Gonzalez has worked at every NASCAR track, spending seven years at the top level, meeting every driver you can think of and collecting some major championship rings along the way. He
has won three Xfinity Series championships, one Truck Series championship as a crew member for Austin Dillon and came just shy of the sport’s biggest prize, as the Ryan Newman team finished second in the 2014 NASCAR Cup Series.
“I’m very thankful to have those championships and I feel very grateful,” Gonzalez said. “If I don’t ever get the big trophy in the NASCAR Cup Series, I still feel like I have done enough to be satisfied with what I have done. And I am always grateful that my family has always been there supporting me.”
He also worked for Paul Menard when he won the 2011 Brickyard 400, one of NASCAR’s premier races.
“To win a race of that magnitude, it really proved to me that I was capable of winning something big,” Gonzalez said. “It gave me more of a purpose for what I do. When you get to that top level and you experience what it’s like to win, it’s indescribable to explain what it feels like.”
He’s been a tire specialist, a shop mechanic, gas man and a jack man.
“My mechanic role is one word, but it covers a lot.” Gonzalez said. “It covers the vast majority of everything you do on the car.”

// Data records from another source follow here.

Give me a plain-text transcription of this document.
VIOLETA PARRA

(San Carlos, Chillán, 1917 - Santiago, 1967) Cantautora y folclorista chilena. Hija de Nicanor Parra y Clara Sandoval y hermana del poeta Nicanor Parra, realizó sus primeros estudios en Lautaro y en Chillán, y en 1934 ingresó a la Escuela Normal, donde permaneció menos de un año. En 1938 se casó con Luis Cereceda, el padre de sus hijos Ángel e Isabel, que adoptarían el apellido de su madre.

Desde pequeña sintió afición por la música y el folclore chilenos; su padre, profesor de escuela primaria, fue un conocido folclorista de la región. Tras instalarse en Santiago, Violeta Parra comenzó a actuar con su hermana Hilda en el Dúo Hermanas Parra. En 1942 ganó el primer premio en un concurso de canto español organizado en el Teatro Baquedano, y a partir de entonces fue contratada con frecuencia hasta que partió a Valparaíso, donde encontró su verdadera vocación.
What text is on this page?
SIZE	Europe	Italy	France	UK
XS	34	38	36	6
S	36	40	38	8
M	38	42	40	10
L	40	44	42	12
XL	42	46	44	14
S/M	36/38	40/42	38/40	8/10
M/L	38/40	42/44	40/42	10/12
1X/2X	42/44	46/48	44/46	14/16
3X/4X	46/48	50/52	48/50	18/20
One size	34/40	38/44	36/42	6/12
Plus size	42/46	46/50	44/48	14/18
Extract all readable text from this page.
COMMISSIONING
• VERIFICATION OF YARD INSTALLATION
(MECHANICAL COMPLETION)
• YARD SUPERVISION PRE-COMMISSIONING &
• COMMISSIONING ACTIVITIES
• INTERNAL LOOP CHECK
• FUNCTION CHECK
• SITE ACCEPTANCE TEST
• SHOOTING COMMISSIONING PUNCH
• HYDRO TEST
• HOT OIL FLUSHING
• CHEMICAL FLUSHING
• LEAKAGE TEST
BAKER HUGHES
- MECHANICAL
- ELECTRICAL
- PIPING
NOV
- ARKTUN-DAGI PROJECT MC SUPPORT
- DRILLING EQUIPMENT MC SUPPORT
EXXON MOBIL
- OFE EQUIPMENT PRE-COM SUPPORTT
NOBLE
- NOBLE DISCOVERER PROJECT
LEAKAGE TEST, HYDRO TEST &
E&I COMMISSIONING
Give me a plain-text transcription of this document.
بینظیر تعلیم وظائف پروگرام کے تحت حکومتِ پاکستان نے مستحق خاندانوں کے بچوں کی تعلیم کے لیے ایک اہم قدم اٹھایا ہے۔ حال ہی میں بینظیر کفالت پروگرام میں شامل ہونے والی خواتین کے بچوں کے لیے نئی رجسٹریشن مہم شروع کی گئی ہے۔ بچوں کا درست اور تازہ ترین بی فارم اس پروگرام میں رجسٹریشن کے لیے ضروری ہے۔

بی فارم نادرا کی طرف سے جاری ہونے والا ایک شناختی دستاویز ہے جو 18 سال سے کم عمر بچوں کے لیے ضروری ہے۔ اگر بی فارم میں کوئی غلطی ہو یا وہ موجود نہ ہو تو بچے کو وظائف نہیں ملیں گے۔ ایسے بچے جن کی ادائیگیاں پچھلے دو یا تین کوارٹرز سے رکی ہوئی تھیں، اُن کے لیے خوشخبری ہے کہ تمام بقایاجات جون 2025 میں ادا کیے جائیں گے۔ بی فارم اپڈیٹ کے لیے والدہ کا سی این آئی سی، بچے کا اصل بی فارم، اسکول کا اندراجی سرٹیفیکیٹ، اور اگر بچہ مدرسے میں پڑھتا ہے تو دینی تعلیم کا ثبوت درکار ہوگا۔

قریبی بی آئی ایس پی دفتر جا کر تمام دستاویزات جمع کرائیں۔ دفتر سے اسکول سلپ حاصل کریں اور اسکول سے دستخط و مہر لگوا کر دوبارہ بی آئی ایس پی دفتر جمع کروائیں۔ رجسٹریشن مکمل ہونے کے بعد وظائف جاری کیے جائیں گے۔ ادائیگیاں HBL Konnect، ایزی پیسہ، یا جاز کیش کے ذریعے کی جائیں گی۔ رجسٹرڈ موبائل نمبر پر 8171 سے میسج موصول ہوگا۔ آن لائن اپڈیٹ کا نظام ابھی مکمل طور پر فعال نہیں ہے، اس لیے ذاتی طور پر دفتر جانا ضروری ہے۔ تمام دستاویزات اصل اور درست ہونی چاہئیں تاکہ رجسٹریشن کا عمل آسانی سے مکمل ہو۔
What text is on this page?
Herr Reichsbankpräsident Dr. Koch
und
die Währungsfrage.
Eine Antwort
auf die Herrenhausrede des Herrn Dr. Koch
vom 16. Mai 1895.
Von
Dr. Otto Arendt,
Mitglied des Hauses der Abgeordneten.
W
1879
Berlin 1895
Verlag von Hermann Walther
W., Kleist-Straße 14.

He’s also enjoyed meeting famous musicians, MMA athletes, professional wrestlers and even the man who designed Ken Griffey Jr.’s baseball bats.
“I couldn’t be happier with my career,” Gonzalez said. “You can’t put a price tag on the memories.”
And he’s just as happy with his personal life.
“My wife Renee has always been supportive of what I do,” Gonzalez said. “I couldn’t have done it without her or my family members. Having their support makes my career possible.”
To top it off, his career afforded him the opportunity to build his dream home on the same family farm where he grew up listening to NASCAR races. The young man, now a grown man, selected a spot on the property in 2011. He built a driveway and worked with his wife on a design for the Charleston, S.C. style home, complete with wrap-around porches on the first and second floors. The house, surrounded by acres of photogenic farmland, was finished in 2014.
“We’ve been here four years and I love it,” he said. “I don’t have any neighbors that I can see, just soybeans and a pond. I like to keep it that way. I’m fortunate my grandfather gave me the opportunity – I definitely couldn’t have done it without him and I definitely couldn’t have done it without racing.”
Gonzalez now works on the Ryan Truex race team at the Xfinity series level. The Truex race shop is right next to Richard Childress Racing in Welcome, so Gonzalez has had the same drive to work for the last 13 years.
“If anyone ever asks where I am from, I tell them I live in Lewisville, but I am from Yadkin County.,” said Cruz. “I know people in Yadkin County who still leave their doors unlocked and that’s what I love about it. I love the small town feel it always had growing up. Had this farmland been in Yadkin County, I would certainly be living there. For the people who read this, I will always think that Yadkin County is my home.”
Nathan Walls is a graduate of Forbush High School and a former employee of The Yadkin Ripple.